I always knew I wanted to breastfeed my children. In my mind, it was just another check off the list. Get engaged, buy a house, get married, get pregnant, have baby, breastfeed baby. But it wasn't until I was in my third trimester of pregnancy that I finally truly thought about what it would mean to breastfeed. And once I started thinking about it, I started to get anxious. What if breastfeeding wasn't easy? What if it was harder than it looked? How would I know when the baby was full? I also remember thinking how weird it would be to have a tiny little person attached to my breast. I couldn't imagine how drastically that thought process would change once my daughter entered my life.
Breastfeeding WAS hard. I met with numerous lactation consultants to help with various breastfeeding holds and techniques, to make sure that the latch was right, to make sure that my baby was indeed getting enough milk. I could see she was suckling but was always worried it meant she was still hungry. Even after my second baby, I still sometimes attend a breastfeeding support group just to check in or ask any questions regarding breastfeeding. I cannot stress enough how much I needed a breastfeeding support group to support me and guide me on my breastfeeding journey.
Because it felt like as soon as I brought my baby daughter home, people would ask "How long are you going to breastfeed her?" To which I would always reply "At least a year. The World Health Organization says 2 years though". It's so interesting to see the various reactions upon hearing that. Some are supportive and don't blink an eye. Some have told me their opinion that breastfeeding should stop as soon as they can ask for it or "get it themselves". Well you know what? My 4 month old son "asks for it" when he roots on me. I breastfed my daughter until she was 18 months and she could "get it herself" simply by tugging at my shirt around 10 months old. And here's the thing: everyone is welcome to their own opinion, just like I am welcome to mine. And when it is regarding my breastfeeding journey with each of my children, no one else's opinions matter.
I remember one asinine comment I received was "Well are you still going to be doing that when she goes to college?" Let me ask you, sir: do you still think you'll be changing your child's diaper in college? Do you think you'll still be cutting grapes into quarters for them so they don't choke? Didn't think so. Granted, I had a very black and white view of breastfeeding before I became a mother. I thought it was just during the day, and until the baby could walk or talk or turn one. Did teenager me think I would be breastfeeding my baby every two hours at night during sleep regressions and teething spells? Definitely not. But that's what motherhood is all about, right? Changing our preconceived notions of parenthood to our current reality.

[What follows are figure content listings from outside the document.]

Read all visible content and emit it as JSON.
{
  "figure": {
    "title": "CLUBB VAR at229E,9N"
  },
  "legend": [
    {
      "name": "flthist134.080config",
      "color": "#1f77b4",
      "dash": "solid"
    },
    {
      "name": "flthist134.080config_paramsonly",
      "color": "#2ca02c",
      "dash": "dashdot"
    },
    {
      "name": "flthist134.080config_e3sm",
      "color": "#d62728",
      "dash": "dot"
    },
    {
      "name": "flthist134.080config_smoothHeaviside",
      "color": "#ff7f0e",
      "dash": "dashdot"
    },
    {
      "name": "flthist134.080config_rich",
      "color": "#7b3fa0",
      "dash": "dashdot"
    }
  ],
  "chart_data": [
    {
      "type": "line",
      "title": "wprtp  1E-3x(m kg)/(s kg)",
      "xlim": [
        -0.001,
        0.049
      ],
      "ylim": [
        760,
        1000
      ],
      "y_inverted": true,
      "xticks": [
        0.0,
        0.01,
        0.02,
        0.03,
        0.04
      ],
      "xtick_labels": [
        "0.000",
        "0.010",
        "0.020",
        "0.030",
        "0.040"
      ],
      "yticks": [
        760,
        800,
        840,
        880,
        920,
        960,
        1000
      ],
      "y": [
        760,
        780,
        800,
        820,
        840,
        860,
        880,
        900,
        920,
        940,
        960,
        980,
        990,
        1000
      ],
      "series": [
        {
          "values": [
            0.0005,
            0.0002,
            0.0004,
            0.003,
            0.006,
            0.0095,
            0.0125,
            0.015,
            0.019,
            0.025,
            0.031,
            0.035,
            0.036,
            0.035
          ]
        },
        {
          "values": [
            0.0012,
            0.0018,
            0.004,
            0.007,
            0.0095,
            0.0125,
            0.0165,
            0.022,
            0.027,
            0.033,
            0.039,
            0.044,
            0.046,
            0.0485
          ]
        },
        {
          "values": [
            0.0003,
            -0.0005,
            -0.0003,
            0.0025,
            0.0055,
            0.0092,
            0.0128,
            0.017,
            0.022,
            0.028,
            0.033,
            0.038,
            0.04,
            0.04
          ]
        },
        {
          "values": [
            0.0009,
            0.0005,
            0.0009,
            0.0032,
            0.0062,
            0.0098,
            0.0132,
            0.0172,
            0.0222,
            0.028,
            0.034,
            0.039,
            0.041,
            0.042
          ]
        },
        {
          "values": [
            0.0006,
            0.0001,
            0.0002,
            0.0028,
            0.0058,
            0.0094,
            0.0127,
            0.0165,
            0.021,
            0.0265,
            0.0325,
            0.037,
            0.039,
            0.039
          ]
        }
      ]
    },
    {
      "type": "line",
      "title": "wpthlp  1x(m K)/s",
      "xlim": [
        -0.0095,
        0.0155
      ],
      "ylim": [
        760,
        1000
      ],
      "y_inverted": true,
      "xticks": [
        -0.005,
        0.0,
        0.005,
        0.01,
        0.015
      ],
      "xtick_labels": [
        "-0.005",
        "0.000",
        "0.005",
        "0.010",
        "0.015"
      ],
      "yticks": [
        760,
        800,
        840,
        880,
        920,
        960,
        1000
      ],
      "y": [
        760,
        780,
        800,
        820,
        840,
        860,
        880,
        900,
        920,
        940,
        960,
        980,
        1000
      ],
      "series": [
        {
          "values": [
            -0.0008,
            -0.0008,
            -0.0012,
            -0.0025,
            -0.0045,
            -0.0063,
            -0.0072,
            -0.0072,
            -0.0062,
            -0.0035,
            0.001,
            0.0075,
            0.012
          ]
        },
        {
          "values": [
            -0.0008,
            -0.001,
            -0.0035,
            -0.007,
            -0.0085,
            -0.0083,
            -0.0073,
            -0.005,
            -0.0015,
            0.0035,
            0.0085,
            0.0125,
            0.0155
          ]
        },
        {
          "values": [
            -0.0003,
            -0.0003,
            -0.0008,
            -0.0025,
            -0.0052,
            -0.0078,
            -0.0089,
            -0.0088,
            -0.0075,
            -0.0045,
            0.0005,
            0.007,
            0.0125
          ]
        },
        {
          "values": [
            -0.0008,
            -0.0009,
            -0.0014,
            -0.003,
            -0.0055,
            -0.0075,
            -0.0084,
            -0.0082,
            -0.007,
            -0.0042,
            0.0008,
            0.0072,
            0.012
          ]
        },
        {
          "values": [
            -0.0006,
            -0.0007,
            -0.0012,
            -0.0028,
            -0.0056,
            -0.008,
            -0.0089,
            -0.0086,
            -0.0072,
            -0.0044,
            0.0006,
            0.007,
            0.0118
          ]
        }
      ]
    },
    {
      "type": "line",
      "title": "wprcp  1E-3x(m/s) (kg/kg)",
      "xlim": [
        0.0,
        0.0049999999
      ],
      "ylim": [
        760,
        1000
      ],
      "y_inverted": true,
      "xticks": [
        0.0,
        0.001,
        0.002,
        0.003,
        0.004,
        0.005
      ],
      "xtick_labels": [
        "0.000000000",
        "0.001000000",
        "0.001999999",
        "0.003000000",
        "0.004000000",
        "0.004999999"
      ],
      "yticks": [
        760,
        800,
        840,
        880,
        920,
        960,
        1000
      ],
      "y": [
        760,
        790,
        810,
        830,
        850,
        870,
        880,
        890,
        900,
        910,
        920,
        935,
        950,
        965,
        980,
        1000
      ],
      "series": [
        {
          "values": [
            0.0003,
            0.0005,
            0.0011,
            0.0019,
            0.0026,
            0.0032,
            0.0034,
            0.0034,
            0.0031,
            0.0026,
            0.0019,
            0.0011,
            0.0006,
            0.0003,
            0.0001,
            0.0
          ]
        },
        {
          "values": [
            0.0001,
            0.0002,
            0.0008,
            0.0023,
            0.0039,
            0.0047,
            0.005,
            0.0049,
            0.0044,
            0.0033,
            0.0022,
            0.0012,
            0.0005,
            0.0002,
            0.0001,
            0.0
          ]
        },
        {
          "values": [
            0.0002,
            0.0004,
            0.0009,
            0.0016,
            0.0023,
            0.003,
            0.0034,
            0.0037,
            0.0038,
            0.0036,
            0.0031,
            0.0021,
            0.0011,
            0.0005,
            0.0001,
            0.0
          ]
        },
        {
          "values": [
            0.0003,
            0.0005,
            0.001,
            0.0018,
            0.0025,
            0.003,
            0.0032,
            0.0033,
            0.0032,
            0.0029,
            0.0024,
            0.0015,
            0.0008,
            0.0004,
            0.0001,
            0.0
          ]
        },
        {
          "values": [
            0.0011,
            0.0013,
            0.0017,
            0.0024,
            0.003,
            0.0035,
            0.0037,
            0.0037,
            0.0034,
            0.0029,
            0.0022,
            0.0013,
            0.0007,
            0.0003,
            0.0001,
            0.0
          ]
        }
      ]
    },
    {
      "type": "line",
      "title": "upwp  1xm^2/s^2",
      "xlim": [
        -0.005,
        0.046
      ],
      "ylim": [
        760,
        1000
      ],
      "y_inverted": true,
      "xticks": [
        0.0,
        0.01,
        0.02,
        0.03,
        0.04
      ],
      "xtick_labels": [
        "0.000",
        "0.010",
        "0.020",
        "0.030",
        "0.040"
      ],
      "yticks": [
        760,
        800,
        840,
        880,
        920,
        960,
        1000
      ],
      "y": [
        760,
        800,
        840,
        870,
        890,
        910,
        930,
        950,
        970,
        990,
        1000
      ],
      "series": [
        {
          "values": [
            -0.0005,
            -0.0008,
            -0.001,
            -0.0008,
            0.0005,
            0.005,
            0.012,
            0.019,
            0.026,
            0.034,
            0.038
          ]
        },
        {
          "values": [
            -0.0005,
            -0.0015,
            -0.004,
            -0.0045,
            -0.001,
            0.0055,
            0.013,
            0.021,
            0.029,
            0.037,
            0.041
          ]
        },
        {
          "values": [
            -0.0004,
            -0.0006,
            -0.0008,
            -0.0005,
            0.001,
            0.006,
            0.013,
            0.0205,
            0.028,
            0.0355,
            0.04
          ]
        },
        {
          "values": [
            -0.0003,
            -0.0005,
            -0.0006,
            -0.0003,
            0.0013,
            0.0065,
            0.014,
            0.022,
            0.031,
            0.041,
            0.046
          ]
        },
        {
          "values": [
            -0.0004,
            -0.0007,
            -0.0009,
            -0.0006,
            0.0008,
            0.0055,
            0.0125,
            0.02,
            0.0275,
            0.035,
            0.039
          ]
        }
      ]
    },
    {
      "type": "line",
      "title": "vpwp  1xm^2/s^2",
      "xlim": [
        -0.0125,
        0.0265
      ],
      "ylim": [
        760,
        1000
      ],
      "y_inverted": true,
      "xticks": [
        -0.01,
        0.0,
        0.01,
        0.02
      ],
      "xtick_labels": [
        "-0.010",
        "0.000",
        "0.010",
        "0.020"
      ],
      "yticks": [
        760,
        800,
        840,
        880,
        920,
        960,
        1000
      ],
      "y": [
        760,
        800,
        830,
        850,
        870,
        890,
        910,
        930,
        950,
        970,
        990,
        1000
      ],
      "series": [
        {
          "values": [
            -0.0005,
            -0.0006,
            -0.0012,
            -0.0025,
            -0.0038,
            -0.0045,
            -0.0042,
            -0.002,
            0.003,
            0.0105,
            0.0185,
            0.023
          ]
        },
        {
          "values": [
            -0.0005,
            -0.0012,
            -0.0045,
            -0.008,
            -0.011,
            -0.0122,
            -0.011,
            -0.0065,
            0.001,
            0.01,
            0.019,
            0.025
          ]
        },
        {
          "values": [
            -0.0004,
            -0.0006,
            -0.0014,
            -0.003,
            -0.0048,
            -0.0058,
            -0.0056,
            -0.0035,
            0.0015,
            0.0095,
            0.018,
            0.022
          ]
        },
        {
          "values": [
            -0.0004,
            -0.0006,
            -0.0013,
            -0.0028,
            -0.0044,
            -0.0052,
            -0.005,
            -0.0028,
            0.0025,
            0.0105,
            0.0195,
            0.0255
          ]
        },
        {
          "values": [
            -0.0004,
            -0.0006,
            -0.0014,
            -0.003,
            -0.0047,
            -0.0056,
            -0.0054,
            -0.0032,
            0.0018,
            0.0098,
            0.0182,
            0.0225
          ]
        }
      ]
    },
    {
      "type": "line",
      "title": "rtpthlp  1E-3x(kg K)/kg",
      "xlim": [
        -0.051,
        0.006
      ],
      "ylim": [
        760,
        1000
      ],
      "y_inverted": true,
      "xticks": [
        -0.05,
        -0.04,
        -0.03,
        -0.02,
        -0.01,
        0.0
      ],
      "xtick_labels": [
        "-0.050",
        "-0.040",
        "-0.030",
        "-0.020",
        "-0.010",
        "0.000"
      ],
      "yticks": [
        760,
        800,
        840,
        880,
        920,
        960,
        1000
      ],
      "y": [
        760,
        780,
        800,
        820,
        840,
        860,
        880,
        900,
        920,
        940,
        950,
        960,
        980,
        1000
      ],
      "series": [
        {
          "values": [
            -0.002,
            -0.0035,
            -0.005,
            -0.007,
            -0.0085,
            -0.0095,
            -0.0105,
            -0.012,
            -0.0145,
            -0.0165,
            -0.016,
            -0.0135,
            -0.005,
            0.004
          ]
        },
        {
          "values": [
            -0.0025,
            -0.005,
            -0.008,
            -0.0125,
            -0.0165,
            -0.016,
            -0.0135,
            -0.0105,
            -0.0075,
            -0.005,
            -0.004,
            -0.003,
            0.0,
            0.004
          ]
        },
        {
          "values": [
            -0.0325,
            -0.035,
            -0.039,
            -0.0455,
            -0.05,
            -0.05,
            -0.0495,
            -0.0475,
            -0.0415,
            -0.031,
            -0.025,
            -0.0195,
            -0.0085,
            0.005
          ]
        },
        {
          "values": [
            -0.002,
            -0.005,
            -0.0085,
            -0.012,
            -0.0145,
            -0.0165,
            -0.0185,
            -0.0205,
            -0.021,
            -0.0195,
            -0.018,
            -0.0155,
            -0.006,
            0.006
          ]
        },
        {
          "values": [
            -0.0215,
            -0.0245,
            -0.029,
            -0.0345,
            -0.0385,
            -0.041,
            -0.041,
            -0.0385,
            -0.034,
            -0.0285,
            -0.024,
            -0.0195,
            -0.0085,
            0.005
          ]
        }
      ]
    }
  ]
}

I think we are all just trying to do our best as parents. I am a strong believer in reaching out for help if needed. Whether this is help for you to take a long nap just to catch up on sleep, or help with learning how to breastfeed and meeting with a lactation consultant, or help from a friend to just take some "me time" and feel like yourself again. Parenting can be beautiful and it can be trying and hard, and at the end of the day we really are all just doing the best that we can. Just know that everyone's breastfeeding journey will be different and that's ok. Just enjoy yours and cherish each and every moment of it.